WASHINGTON, DC - MAY 29:  Novelist Toni Morrison is presented with a Presidential Medal of Freedom by U.S. President Barack Obama during an East Room event May 29, 2012 at the White House in Washington, DC.  The Medal of Freedom, the nation's highest civilian honor, is presented to individuals who have made especially meritorious contributions to the security or national interests of the United States, to world peace, or to cultural or other significant public or private endeavors.  (Photo by Alex Wong/Getty Images)
Obama: Toni Morrison's 'distinct and inclusive' voice
01:23 - Source: CNN

Editor’s Note: Gene Seymour is a film critic who has written about music, movies and culture for The New York Times, Newsday, Entertainment Weekly and The Washington Post. Follow him on Twitter @GeneSeymour. The opinions expressed in this commentary are solely those of the author. View more opinion at CNN.

CNN  — 

Toni Morrison’s death this week at 88 comes at a fraught moment, when the country feels trapped in a hornets’ nest of racist rage and violence. America is being summoned, yet again, to atone for its original sin, white supremacy.

But the horrors of recent days remind us that Morrison made art that was urgently political. Her work signifies the social and cultural transfigurations dominating the American landscape at the hinge binding two centuries.

If poets, as Percy Bysshe Shelley wrote, are the unacknowledged legislators of the world, then perhaps novelists are the advocates. They are the petitioners for people’s right to be as complex and distinctive and strange as they can be. The greater and more ambitious the novelist, the more demanding she is of her readers’ understanding, not just of how words fit together, but of how much the characters remind readers of people they know – and how much those characters’ struggles intersect with their own, no matter their differences in age, class, race or sex.

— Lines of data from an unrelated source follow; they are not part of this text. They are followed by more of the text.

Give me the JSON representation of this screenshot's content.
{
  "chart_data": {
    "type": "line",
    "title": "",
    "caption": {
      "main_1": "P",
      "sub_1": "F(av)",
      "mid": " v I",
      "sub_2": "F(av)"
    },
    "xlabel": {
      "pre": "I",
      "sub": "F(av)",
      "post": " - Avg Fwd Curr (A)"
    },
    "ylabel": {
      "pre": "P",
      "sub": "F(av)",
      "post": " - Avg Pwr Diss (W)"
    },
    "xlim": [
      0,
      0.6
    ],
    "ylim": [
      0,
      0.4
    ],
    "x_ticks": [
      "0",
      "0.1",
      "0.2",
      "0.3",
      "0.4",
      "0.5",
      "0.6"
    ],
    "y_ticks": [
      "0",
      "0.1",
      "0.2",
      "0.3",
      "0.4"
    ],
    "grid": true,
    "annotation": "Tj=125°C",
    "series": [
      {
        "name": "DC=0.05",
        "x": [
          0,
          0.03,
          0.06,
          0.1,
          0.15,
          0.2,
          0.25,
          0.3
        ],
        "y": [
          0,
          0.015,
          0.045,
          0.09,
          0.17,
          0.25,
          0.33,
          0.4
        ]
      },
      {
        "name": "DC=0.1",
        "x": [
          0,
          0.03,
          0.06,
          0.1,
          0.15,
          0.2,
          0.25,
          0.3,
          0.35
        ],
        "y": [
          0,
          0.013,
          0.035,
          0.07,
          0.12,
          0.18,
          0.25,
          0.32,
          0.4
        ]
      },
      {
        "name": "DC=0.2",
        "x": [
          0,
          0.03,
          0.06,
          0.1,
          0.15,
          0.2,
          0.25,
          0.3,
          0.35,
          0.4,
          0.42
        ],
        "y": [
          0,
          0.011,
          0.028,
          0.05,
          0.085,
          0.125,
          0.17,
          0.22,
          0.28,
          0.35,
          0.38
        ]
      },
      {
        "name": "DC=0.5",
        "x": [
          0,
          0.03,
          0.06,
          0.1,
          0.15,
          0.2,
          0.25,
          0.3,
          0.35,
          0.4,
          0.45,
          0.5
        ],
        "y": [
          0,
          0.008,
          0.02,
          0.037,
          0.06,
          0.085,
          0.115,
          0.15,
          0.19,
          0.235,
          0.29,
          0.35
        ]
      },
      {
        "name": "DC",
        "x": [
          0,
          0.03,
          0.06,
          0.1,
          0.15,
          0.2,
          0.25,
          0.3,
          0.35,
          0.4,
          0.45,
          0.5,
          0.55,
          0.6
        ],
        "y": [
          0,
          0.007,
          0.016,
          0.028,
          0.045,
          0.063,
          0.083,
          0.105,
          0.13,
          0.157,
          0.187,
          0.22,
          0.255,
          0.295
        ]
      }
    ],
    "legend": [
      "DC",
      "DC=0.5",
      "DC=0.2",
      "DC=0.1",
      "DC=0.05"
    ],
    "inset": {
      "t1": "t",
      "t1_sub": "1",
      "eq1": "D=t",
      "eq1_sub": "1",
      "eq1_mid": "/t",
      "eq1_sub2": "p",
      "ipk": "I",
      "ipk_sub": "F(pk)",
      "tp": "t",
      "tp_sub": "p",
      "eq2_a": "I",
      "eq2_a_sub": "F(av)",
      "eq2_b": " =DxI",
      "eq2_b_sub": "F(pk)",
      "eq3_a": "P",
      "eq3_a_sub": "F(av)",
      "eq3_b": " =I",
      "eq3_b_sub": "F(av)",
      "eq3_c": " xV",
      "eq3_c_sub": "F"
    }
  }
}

Morrison was a committed and persuasive advocate for human complexity. She was an African American woman writing from the perspective of her culture and background. Yet, as with her fellow Nobel laureates William Faulkner, Gabriel Garcia Marquez and Saul Bellow, she magnified her experience and the history of her people through language and imagery that made it impossible for all but the most blinkered skeptics to see something of themselves in her books.

Whether it was the young black girl in Morrison’s 1970 debut, “The Bluest Eye,” psychically deformed by her yearning for blond hair and white skin; the title character in “Sula,” who fights for the right to be her own person despite what her own community demands; the desperate enslaved woman in “Beloved,” who murders her own daughter as salvation from bondage; Milkman Dead, the daring young hero of “Song of Solomon,” whose ability to fly only goads him toward a deeper transcendence from racism and dread, Morrison made them all live in readers’ hearts through an alchemy of music, magic and mood.

But she didn’t stop with giving people dreams, to paraphrase what the late critic John Leonard, her friend and greatest advocate, said about her. Morrison wanted to share her sense of her people’s possibilities for growth and change. In doing so, she hoped to make the whole world change its perceptions of black Americans and acknowledge both its complicity in their oppression and its obligation to transform itself into a community as generous, spirited and empathetic as the one that raised her. First you imagine, she seemed to say. Then you act.

“I am not interested in indulging myself in some private, closed exercise of my imagination that fulfills only the obligation of my personal dreams,” she wrote. “It seems to me that the best art is political and you ought to make it unquestionably political and irrevocably beautiful at the same time.”

Her books will outlast the present moment, even with its traumatic violence and divisive rhetoric, because of that irrevocable beauty she cites above.

It’s sad that Morrison won’t be here to guide us out of our current catastrophe. But if more and greater books from the countless authors she inspired follow in her wake – and they have – it will be because she lighted the way for them.